5)      Con l’unione  le parti possono concordare l’indirizzo della vita familiare fissando una residenza comune. Esse acquistando gli stessi diritti ed assumendo i medesimi doveri, sanciti per il matrimonio, hanno l’obbligo reciproco dell’assistenza morale e materiale e della coabitazione, mentre a viene bandito l’obbligo di fedeltà reciproca.

6)      Ognuno deve contribuire ai bisogni comuni in relazione alle proprie sostanze e alla propria capacità di lavoro professionale e casalingo.

7)      Il regime patrimoniale dell’unione è la comunione dei beni, salvo che non venga scelta la separazione.

8)      Con lo scioglimento dell’unione la legge fa riferimento a buona parte delle norme previste in materia di divorzio, ivi compresa la negoziazione assistita. In particolare in caso di rottura della relazione basterà per le parti manifestare, anche disgiuntamente, la volontà di separarsi davanti all’ufficiale di stato civile.

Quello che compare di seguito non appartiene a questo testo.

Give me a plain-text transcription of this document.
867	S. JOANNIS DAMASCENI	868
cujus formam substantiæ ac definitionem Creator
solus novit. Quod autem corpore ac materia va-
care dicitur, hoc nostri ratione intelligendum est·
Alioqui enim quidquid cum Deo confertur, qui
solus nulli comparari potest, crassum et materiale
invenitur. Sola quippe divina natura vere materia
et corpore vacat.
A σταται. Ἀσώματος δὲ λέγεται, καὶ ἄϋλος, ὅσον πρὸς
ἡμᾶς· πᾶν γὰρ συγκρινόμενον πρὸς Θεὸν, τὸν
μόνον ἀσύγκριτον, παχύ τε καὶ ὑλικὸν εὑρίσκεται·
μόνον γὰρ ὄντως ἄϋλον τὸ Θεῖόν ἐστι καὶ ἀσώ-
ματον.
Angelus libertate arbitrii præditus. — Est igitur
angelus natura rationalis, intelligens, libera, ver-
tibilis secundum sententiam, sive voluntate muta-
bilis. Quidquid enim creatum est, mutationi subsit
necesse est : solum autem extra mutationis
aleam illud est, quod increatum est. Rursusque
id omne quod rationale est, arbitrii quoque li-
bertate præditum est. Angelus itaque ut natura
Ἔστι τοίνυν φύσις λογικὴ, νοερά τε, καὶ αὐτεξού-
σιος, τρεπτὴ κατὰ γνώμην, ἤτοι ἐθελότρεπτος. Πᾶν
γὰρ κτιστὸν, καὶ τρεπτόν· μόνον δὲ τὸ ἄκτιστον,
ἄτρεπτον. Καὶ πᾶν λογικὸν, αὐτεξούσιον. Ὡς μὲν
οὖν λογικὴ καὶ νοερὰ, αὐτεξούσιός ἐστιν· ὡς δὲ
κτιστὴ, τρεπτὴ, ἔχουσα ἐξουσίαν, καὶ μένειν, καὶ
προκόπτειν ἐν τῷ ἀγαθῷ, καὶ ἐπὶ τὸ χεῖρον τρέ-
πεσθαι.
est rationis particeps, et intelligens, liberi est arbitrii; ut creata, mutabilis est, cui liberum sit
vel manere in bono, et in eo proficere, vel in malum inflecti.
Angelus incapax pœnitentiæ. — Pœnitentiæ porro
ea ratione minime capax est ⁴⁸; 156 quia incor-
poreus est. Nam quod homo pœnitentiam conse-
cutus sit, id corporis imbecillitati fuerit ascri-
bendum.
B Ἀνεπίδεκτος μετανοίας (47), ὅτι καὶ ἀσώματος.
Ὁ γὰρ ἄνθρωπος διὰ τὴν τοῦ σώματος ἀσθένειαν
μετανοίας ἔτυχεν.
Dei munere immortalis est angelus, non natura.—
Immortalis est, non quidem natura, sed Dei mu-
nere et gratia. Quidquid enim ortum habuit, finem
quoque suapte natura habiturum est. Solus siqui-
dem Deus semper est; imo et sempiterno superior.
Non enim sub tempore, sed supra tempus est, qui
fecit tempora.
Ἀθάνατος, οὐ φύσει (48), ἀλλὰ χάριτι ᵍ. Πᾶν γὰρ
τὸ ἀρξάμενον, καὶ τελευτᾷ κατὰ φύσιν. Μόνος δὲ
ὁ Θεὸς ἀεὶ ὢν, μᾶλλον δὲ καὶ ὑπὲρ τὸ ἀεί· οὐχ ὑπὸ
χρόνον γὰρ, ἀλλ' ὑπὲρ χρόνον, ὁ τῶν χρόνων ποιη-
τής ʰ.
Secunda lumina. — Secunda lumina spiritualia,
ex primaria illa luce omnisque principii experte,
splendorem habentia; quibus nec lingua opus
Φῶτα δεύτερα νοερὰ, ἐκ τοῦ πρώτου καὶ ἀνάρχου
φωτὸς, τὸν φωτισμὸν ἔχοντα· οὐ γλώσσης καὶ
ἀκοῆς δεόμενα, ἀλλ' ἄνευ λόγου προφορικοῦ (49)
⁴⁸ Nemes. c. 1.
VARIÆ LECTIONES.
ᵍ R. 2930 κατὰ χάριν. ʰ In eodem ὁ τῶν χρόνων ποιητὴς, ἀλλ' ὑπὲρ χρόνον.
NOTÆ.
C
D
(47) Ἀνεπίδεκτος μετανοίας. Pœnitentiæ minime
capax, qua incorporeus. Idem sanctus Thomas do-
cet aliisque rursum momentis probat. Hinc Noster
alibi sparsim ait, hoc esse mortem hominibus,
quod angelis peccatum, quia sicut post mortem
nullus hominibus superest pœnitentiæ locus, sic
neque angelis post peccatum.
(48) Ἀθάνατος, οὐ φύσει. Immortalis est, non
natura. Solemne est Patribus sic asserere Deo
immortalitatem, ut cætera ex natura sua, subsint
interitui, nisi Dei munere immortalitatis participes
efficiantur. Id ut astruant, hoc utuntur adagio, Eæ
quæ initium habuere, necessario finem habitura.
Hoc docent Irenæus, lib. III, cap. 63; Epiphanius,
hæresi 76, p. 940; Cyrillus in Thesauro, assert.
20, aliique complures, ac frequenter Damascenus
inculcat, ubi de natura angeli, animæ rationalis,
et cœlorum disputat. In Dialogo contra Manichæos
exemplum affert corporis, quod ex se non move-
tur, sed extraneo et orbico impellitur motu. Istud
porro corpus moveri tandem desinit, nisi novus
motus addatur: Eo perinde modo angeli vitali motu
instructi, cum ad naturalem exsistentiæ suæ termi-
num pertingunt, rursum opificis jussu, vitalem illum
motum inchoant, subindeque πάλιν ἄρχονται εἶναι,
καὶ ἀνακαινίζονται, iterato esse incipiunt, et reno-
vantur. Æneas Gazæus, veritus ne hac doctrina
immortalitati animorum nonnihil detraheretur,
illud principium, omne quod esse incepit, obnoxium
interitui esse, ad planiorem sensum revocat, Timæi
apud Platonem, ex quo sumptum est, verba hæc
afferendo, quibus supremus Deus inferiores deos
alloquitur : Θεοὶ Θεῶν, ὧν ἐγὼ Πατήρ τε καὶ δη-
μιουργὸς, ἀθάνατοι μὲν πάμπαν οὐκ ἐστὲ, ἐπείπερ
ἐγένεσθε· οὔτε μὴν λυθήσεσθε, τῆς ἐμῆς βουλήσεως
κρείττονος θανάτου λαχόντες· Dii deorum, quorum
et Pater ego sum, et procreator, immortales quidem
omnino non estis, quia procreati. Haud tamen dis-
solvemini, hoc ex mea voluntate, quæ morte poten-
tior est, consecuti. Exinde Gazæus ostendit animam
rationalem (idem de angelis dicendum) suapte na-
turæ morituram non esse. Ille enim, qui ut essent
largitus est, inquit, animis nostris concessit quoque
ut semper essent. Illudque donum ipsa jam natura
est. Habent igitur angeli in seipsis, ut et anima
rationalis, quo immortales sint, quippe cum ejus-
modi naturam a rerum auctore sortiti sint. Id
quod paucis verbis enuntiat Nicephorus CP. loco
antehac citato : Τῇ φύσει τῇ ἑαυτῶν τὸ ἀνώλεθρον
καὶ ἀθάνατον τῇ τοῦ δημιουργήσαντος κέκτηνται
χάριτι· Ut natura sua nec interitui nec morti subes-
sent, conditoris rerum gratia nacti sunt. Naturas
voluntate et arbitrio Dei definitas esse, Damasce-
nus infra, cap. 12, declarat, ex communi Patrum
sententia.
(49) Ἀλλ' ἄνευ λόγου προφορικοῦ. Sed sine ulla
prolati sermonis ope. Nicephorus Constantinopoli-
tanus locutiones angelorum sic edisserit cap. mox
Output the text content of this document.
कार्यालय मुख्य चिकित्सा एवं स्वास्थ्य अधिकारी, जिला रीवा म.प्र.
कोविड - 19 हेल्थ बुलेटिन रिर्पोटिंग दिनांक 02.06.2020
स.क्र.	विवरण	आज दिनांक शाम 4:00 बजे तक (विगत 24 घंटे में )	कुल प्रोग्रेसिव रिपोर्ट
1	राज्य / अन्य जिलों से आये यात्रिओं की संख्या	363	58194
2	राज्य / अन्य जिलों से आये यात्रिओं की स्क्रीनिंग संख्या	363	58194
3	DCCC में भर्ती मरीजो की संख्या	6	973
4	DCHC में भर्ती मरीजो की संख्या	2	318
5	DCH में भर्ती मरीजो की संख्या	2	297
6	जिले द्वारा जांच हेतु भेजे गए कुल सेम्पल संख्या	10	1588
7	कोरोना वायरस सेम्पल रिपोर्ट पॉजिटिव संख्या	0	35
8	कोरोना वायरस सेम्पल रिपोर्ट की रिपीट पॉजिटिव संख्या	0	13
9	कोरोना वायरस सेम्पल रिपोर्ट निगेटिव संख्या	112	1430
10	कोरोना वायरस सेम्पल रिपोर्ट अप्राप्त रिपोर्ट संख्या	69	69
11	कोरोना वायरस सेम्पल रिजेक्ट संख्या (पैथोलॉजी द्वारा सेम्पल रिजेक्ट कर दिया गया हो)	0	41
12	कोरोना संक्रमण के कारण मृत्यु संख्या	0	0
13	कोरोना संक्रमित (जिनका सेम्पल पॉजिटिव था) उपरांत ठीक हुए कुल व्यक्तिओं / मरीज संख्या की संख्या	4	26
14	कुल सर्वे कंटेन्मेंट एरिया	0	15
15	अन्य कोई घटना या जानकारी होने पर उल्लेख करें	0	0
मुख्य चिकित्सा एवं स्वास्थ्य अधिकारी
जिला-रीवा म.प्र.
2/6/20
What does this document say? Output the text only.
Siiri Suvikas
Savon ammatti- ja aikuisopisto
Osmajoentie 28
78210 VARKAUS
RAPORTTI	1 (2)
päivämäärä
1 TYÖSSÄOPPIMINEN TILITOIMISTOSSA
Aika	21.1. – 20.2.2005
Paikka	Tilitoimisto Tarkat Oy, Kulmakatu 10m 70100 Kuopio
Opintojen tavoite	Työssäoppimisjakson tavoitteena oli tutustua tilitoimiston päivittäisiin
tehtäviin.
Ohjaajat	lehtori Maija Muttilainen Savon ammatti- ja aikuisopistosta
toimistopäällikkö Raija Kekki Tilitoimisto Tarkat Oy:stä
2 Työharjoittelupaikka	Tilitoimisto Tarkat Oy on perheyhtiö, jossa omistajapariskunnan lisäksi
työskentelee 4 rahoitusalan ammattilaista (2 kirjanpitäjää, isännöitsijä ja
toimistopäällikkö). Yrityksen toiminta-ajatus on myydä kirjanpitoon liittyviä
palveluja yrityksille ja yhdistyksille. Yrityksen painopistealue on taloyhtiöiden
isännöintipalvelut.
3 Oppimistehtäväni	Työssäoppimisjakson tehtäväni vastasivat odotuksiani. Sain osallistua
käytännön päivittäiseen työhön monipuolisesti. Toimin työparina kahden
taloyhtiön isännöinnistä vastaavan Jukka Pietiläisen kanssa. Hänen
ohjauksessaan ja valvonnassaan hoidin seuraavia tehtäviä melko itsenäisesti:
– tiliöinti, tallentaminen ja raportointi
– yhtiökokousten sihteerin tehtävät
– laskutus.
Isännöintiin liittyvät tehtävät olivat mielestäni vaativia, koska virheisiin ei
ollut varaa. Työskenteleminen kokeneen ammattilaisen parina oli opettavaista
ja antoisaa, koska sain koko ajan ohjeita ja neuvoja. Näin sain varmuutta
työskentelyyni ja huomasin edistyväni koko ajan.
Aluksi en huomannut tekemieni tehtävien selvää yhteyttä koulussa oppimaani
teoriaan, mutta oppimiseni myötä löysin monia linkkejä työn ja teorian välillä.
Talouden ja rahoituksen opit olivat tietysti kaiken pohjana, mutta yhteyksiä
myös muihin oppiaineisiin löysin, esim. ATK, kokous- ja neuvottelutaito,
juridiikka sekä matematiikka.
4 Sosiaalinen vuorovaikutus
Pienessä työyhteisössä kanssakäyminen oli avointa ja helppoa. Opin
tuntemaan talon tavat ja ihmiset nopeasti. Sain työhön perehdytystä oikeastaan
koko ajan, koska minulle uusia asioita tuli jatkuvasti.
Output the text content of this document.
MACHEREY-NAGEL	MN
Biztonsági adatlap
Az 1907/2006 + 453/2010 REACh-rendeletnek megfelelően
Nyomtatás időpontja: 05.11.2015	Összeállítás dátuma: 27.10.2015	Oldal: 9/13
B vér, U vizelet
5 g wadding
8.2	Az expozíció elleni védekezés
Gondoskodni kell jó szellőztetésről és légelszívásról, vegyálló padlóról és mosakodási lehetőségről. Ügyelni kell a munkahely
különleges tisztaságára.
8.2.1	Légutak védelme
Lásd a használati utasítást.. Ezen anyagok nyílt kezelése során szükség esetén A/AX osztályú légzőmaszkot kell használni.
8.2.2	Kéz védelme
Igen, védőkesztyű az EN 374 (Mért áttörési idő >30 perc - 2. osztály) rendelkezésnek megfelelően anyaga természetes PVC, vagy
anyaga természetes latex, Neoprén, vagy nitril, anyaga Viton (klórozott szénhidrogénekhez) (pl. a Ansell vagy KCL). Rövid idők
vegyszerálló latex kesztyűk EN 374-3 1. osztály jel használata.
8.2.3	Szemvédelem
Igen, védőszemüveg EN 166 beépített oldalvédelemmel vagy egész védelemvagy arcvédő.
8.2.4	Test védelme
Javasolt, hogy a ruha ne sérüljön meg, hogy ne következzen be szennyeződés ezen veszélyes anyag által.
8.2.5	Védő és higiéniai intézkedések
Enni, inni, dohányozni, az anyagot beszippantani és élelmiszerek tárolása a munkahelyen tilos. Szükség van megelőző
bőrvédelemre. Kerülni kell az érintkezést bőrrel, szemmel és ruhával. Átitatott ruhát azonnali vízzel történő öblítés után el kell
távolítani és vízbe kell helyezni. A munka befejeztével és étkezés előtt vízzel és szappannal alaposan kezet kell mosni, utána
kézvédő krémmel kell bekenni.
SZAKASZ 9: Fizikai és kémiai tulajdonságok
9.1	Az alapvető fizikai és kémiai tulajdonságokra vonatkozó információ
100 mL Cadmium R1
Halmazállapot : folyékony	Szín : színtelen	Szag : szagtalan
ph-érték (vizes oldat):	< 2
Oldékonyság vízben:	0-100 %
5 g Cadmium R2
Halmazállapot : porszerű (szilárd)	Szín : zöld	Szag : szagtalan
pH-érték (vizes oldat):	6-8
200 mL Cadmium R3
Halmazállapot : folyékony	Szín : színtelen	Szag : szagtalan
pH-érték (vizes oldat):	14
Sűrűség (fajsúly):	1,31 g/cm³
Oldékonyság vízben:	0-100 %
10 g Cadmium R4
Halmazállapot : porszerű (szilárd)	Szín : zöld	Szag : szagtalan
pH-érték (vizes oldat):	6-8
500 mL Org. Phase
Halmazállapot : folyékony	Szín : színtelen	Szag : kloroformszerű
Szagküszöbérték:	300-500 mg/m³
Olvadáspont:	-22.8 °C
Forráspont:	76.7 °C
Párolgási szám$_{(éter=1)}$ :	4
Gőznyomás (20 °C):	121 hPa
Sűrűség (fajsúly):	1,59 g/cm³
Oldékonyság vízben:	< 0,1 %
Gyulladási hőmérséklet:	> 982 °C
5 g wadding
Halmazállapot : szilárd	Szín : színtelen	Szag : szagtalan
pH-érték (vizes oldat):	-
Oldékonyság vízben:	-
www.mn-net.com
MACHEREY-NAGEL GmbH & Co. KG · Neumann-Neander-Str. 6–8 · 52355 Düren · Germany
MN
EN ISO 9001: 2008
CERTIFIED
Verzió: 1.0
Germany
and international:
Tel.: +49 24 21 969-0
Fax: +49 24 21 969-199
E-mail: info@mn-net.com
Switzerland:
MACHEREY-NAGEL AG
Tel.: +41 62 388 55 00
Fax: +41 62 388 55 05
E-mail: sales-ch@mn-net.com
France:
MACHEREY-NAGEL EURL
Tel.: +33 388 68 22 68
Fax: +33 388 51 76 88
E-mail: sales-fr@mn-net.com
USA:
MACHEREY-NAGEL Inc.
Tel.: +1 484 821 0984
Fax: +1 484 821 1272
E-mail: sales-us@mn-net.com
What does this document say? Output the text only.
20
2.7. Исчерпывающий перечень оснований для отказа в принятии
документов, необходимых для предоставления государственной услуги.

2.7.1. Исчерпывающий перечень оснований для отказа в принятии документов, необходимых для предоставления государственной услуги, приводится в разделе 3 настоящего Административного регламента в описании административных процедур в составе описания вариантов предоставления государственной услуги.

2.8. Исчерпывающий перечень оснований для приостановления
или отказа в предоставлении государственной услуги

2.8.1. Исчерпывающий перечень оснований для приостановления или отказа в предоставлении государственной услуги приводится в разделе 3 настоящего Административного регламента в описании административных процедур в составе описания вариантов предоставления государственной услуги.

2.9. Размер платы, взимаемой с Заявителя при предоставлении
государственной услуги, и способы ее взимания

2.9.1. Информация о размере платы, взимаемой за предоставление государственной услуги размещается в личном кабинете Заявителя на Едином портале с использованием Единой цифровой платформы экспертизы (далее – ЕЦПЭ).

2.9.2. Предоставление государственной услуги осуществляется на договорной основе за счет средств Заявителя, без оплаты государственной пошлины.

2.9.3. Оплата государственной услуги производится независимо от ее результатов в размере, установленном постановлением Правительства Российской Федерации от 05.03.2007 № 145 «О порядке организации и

9)      In caso di mutamento del sesso l’unione gay viene sciolta, così come in caso di cambio di genere all’interno di una coppia sposata il matrimonio viene sciolto automaticamente e trasformato in unione civile.

10)  Viene riconosciuta al partner dell’unione la pensione di reversibilità e il TFR maturato dall’altra parte. Per la successione valgono le norme in vigore per il matrimonio. Al partner superstite spetta la legittima mentre il restante va agli eventuali figli.  LA

Convivenza di fatto per punti

Il medesimo art.1 della legge appena approvata prevede al comma 36 e ss. la regolamentazione delle coppie di fatto.

1)   Si intendono tali quelle costituite tra due persone maggiorenni eterosessuali o omosessuali stabilmente unite da rapporti affettivi di coppia, coabitanti ed aventi dimora abituale nello stesso comune, con reciproca assistenza morale e materiale, non vincolate da rapporti di parentela, affinità o adozione, da matrimonio a da un’unione civile.

2)    I conviventi di fatto possono disciplinare i rapporti patrimoniali con un contratto di convivenza redatto in forma scritta a pena di nullità, con atto pubblico o scrittura privata con sottoscrizione autenticata da un notaio o da un avvocato. Il contenuto di tale contratto può essere esteso all’indicazione della residenza, alle modalità di contribuzione, alla necessità della vita in comun,e al regime patrimoniale della comunione dei beni, opzione questa sempre modificabile.

3)    Il contratto di convivenza si risolve per morte del partner, per recesso unilaterale o per accordo tra le parti con conseguente scioglimento della comunione dei beni.

4)   In presenza di figli vigono le stesse norme previste nella separazione personale dei coniugi. Sarà quindi il giudice a pronunciarsi in ordine all’affido, mantenimento e al diritto di visita.

5)   In caso di cessazione della convivenza, qualora il convivente versi in stato di bisogno e non sia in grado di provvedere al proprio mantenimento, il giudice stabilisce il diritto di ricevere gli alimenti. Spetta sempre al giudice determinare la misura e la durata dell’obbligo che sarà proporzionale alla durata della convivenza.

6)   Il convivente può inoltre essere nominato tutore, curatore o amministratore di sostegno qualora l’altra parte sia dichiarata interdetta o inabilitata. In caso di malattia e di conseguente impossibilità ad attendere alle proprie ordinarie attività, potrà essere il convivente chiamato a prendere le decisioni più importanti per la cura e la salute del partner, così come potrà essere nominato suo rappresentante con pieni poteri anche in caso di morte  sia per la donazione di organi, le modalità di trattamento del corpo e le celebrazioni funerarie. Come fra i coniugi anche in questo caso viene garantita l’assistenza in carcere del partner sottoposto a pena detentiva.

7)    Con la morte del convivente proprietario della casa di abitazione il superstite ha diritto di continuare ad abitare nella stessa per due anni o per un periodo pari alla convivenza se superiore a due anni e comunque non oltre i cinque anni. In caso di morte del conduttore o di suo recesso dal contratto di locazione della casa di comune residenza, il convivente di fatto ha facoltà di succedergli nel contratto.